27 de março de 2016

Olha, olha!


«Se o dinheiro é a origem de todos os males porque é que perguntam por ele na igreja?»

Quantos mais sermões se pregam, maiores são as verdades paradoxais.  

24 de março de 2016

21 de março de 2016

21 de Março

Dia da Poesia: vivam todos os poetas em nós.

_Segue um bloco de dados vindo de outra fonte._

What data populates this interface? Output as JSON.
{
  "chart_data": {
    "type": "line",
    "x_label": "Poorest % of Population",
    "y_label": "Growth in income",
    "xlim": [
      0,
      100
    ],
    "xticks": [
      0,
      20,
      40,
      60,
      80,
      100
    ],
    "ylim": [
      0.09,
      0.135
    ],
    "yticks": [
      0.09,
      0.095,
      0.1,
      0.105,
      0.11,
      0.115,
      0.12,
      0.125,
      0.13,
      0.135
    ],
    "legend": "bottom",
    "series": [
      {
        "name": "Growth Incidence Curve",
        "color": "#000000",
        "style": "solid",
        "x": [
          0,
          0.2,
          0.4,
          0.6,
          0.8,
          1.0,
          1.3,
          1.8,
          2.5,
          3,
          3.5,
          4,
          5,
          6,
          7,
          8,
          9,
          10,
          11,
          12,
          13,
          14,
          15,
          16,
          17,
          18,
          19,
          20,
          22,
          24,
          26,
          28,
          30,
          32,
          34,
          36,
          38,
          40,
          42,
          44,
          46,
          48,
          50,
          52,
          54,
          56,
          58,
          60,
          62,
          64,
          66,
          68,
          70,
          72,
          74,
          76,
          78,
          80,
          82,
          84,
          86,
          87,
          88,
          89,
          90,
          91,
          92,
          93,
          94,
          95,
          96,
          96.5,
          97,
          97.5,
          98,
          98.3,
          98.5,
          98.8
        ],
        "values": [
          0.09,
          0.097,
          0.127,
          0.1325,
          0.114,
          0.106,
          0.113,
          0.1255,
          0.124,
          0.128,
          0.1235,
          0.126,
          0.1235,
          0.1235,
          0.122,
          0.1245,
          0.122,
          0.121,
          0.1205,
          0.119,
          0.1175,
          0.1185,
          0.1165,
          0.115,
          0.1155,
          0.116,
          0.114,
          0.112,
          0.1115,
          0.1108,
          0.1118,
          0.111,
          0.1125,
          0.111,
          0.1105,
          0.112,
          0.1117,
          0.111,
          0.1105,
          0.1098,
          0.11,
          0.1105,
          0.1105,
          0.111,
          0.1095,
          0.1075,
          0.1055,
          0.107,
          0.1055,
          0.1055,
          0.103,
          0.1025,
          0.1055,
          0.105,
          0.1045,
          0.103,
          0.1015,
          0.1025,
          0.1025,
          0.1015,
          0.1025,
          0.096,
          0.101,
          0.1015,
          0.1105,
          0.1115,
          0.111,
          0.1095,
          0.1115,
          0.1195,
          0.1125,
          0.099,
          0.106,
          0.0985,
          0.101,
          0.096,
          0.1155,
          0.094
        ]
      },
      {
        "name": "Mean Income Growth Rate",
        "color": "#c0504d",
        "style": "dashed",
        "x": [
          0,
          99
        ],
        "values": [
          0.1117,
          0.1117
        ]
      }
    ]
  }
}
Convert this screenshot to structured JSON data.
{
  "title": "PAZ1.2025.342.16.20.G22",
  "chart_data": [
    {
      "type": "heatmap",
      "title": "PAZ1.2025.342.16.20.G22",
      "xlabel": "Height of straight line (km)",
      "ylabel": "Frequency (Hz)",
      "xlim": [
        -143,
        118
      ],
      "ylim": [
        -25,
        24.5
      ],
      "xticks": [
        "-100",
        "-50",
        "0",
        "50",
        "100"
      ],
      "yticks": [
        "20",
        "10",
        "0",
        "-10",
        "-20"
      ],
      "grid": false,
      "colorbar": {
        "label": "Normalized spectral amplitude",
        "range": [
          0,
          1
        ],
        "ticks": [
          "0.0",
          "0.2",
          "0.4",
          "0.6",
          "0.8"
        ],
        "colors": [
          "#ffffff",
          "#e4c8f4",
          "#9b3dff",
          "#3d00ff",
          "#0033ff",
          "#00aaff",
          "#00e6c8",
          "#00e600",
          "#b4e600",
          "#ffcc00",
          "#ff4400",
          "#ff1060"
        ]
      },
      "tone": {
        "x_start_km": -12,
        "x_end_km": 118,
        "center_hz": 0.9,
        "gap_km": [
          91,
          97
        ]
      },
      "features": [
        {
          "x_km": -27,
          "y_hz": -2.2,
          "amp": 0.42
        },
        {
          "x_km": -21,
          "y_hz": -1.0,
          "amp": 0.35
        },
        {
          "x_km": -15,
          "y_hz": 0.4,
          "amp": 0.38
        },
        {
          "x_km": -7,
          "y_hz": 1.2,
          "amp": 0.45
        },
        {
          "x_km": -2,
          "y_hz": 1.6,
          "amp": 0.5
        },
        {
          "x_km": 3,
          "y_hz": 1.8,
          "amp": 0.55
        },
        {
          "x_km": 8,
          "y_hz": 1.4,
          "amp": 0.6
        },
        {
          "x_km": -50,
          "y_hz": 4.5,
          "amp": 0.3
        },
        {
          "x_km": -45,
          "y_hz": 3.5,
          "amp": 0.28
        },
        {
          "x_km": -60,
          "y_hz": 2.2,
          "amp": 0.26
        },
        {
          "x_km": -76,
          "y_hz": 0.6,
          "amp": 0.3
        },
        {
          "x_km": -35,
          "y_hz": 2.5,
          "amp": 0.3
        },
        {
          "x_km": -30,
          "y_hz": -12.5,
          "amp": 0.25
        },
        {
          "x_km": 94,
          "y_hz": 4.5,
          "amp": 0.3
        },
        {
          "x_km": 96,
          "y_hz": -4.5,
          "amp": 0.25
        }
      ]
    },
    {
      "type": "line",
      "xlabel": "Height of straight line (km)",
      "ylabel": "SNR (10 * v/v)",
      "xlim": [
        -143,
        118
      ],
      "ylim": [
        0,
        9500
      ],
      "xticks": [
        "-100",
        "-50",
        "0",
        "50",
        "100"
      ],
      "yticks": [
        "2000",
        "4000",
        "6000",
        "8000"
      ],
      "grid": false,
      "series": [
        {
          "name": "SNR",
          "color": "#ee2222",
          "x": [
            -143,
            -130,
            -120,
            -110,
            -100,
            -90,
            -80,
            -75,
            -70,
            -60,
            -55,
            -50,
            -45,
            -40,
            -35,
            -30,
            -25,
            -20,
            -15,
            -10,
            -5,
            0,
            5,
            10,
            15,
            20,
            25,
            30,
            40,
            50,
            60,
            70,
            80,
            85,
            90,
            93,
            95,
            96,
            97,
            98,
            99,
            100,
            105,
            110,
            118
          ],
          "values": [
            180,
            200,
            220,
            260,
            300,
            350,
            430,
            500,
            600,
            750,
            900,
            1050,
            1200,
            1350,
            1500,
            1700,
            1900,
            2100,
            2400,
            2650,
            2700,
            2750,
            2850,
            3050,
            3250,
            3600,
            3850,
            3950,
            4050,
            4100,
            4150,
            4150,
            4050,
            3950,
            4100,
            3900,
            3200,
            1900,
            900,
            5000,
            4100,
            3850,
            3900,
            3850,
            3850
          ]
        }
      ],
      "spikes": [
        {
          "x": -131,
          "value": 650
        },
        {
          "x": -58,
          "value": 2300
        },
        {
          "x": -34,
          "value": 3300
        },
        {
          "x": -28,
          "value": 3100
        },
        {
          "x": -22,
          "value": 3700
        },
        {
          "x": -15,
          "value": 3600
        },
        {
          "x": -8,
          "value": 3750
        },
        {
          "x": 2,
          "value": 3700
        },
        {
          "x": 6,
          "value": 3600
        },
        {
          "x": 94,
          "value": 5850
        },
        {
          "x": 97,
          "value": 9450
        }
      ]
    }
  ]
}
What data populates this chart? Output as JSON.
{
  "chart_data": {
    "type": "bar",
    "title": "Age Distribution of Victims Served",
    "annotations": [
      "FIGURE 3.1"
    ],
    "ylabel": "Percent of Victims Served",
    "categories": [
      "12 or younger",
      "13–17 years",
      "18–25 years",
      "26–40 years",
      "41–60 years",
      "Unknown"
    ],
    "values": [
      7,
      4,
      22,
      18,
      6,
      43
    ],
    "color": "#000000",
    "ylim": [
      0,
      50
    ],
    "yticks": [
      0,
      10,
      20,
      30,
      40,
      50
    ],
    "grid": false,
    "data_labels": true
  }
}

Sophia de Melo Breyner - sempre!

Hoje

O hoje apareceu
Como se não tivesse existido ontem
E o amanhã fosse um visitante desejado
Para quem se preparam iguarias,
Escolhe-se o melhor vestido.
Hoje a agitação do mar
Desperta-me os sentidos.
Atiça-me o apetite.
A calmaria do movimento
Dá-me fome de mais e mais…

|6-6-2012|

Mais sou

Despida de ti,
Ausente do desejo de te ter,
Longe do teu lado na cama...
sinto-me mais mulher: 
visto o meu melhor vestido, arrisco uma outra maquinagem.
Saio para o mundo que me espera.
Bebo-me.

Escrito a 25-7-2014

Tempo Quebrado

Há uma lágrima que quer brotar… 
Será tristeza, revolta ou mágoa 
O chão rodopia na sombra impenetrada 
O tempo anda sem parar e pára sem fluir 
O tempo de fugir é o momento de ficar 
A hora passa sem falar… 
O minuto vem bradar, 
O segundo guinchar. 
Atirei o relógio ao ar. 
Partindo o tempo em mil e um cacos.

|14-11-2012|

16 de março de 2016

Pensamentos #4


A humanidade carece de açúcar.

8 de março de 2016

7 de março de 2016

Pensamentos #2


Há dias...



5 de março de 2016

Candeeiro de Pedra


Algures, para lá de nenhures, existe um candeeiro apagado.
À luz do dia é invisível: quem passa não o vê e quem lá pára não ouve seu respirar.
De noite é ignorado pelos morcegos. No escuro vive em sobressalto. A música delirante dos bêbados aos trambolhões abana o seu esqueleto subnutrido, arrepia os seus fios outrora a funcionar e estremece a lâmpada rachada. Ainda que se sinta ameaçado, os bêbados cadentes são os únicos a vê-lo antes da ressaca. Vêm-no infiltrado nas alucinações, como um corpo estranho. Ora minga, ora cresce, ora triplica em sombras a rodopiar.
Naquela rua sem nome o candeeiro sente-se só, perdido em lembranças esfarrapadas e corrompidas pelo tempo.
Vem-lhe muitas
vezes à memória a menina-mulher de saltos altos, vestida de vermelho. Dançaram tantas vezes juntos: a melodia do olá, o samba do verão, o twiste, a rumba e a serenata à chuva.
A mulher envelheceu, desceu dos saltos e desapareceu.
Pobre candeeiro alucinado e solitário, à espera dela, que é como quem diz: doido de pedra.